Why UTF-8 is not working?

heron_oliveira
heron_oliveira New Altair Community Member
edited November 2024 in Community Q&A
Today I converted a pdf to txt, and I'm trying to analyse some therms frequency in the text. Despite the txt is in UTF-8 and I've already changed the program's encoding into the default (SYSTEM) or into 'UTF-8' before tokenizing, generating n_grams, it keeps showing incorrect words. For example, the word should've been 'abrangência' inetead of 'abrangãºncia'.
Tagged:

Best Answer

  • MartinLiebig
    MartinLiebig
    Altair Employee
    Answer ✓
    Hi there,
    what operator do you use to read the text file?
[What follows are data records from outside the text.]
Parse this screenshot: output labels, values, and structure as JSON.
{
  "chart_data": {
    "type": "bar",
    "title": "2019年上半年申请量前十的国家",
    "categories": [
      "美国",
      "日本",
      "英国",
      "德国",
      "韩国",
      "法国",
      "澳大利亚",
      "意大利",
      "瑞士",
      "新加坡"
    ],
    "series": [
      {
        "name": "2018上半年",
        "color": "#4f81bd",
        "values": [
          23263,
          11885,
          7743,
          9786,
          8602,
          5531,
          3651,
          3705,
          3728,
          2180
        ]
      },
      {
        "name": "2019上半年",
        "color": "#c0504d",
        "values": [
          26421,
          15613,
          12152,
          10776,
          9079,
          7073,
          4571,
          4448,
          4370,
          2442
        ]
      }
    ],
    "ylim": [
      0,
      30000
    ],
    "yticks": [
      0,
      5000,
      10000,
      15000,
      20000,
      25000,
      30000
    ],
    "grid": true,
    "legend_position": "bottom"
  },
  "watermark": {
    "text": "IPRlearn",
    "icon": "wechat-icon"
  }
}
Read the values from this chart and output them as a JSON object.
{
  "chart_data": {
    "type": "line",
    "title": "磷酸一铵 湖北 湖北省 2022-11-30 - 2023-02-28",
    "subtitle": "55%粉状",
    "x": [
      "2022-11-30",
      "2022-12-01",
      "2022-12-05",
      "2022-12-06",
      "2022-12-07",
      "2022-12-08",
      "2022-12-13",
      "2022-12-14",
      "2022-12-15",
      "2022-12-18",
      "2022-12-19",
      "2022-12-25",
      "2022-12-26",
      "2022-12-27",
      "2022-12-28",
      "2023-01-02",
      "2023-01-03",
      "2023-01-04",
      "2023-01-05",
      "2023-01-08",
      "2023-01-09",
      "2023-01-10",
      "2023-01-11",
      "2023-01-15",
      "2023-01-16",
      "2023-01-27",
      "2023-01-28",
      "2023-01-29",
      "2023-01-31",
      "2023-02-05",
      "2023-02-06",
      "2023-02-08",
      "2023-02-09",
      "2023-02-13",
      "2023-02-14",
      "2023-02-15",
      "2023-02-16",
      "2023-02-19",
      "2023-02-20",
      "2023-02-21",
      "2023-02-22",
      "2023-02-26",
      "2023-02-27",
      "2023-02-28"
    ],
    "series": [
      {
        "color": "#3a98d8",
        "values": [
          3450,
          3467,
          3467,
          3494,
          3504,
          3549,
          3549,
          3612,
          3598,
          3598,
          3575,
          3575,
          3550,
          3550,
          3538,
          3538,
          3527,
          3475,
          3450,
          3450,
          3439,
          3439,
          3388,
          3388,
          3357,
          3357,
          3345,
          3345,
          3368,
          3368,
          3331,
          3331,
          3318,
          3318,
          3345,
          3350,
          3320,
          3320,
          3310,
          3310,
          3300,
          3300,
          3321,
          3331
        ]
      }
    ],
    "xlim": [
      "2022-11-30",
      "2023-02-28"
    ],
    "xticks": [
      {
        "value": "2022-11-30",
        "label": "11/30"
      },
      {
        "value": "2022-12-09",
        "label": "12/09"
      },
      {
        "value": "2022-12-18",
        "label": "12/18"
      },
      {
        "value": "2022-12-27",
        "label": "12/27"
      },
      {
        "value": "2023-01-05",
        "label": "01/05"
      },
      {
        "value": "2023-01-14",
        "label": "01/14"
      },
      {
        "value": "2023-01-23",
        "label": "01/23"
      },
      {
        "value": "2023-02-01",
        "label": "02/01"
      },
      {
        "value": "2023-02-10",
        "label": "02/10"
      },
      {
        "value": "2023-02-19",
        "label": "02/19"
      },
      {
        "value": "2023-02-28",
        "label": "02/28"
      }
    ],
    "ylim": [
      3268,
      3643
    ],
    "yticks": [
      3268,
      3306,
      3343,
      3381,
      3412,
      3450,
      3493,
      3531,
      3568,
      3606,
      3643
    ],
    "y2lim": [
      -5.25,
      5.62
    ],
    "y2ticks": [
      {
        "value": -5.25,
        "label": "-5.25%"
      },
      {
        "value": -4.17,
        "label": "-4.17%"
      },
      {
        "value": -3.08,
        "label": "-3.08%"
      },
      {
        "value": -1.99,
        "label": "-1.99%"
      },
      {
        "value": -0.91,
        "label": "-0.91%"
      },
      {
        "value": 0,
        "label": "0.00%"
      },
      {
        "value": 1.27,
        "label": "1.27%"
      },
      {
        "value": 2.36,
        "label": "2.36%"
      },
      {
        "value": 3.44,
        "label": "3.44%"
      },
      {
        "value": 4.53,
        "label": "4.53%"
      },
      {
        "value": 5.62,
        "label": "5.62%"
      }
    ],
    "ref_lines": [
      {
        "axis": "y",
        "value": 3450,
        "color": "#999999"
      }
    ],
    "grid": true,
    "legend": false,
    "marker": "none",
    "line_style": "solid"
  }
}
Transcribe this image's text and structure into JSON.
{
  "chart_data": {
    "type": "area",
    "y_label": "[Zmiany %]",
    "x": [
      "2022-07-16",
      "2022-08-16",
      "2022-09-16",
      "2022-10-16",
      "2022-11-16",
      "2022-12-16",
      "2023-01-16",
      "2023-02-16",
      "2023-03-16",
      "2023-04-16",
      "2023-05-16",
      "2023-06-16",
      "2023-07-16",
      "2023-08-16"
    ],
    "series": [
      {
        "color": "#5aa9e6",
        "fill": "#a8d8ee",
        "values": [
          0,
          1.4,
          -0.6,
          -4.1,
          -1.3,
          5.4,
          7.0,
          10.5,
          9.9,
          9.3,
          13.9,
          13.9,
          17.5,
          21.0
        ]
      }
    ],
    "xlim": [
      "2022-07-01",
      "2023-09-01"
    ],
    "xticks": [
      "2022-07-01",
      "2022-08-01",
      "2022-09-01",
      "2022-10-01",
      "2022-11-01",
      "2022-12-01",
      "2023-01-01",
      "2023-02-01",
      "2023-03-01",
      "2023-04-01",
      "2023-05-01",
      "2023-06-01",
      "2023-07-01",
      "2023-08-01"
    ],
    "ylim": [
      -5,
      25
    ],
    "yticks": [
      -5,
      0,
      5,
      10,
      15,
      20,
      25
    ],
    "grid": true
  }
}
It should have a setting as well.

    Cheers,
    Martin

Answers

  • heron_oliveira
    heron_oliveira New Altair Community Member
    My txt file has correct words, it only happends when I run operators in RapidMiner. And I'm using operators for tokenizing, Transform Cases, Generate n-Grams, Filter Tokens and Filter StopWords. But the problem begins since the first operator wich is Tokenize...
  • heron_oliveira
    heron_oliveira New Altair Community Member
    I would also like to know how to must be the stop words list format. Since there is no Portuguese stop words operator, I made a list document, but I don't know if it accepts list format or if it should be dictionary or something else.
  • MartinLiebig
    MartinLiebig
    Altair Employee
    Answer ✓
    Hi there,
    what operator do you use to read the text file? It should have a setting as well.

    Cheers,
    Martin
  • heron_oliveira
    heron_oliveira New Altair Community Member
    Exactly, I was changing enconde in the settings > preferences. But in fact I should've done it on the operator settings. Thanks!